In normal Tor usage, the client sends a request through three chosen hops, each of which only knows the previous and next hops, so the entry node doesn't know the destination and the exit node doesn't know where the request originated. But this only hides the client, because the client needs to know the server's address to direct the exit node where to send the request. So to hide the server, there is a symmetrical setup with three extra hops on the server's side, and a published "rendezvous" address in the middle. So the server connects to the rendezvous without revealing its real IP, and the client can direct requests to the rendezvous without knowing the server's IP.


^ is the most informative comment in the whole thread.

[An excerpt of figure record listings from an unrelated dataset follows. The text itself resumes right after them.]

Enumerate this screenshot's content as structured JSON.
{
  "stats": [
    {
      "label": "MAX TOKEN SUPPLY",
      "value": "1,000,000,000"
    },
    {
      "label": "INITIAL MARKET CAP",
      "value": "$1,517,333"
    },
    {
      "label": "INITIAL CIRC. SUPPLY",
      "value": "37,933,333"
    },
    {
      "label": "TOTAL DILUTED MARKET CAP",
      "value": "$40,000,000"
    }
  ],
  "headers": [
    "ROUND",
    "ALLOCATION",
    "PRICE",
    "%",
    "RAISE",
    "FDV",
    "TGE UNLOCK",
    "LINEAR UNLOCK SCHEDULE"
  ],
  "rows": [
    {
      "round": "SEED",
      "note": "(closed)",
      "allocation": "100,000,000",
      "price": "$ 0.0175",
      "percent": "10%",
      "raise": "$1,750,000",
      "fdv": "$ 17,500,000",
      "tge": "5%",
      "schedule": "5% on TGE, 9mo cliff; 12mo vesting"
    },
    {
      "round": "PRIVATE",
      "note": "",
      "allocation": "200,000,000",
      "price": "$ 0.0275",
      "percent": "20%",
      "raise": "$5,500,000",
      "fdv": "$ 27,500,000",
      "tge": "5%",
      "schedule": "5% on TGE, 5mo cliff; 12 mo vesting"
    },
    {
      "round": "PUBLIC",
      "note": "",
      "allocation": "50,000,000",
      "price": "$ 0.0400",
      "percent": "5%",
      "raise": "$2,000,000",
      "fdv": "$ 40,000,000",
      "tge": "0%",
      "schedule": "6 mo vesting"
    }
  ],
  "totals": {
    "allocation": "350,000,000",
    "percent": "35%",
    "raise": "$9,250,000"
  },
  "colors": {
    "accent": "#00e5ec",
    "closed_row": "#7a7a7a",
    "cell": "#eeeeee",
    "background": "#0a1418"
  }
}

So by 'hosting' they mean being the rendezvous address?


If I'm reading this right, it actually hosted the websites but its IP address was hidden. I don't know if each site maybe got its own IP on the host, because after all I'd think it would be trivial for a customer to upload some code to unmask the host's actual IP. https://web.archive.org/web/20170830191551/https://hosting.d...


If the .onion host is competent, they use iptables to restrict output to the Tor process.


No, by "hosting" they mean shared hosting, with multiple .onion sites on one physical server.

Each of those .onion sites would have its own Tor entry guard relays, and would negotiate its own rendezvous points. An .onion service, just like a Tor user, selects a few entry guards that it uses consistently. And gradually replaces with new ones, over some weeks. But rendezvous points get picked fresh for each client-server connection.


Only if you're omniscient in the network. No single node knows what traffic it's carrying, or that the next node the traffic is meant to be sent to is the final one.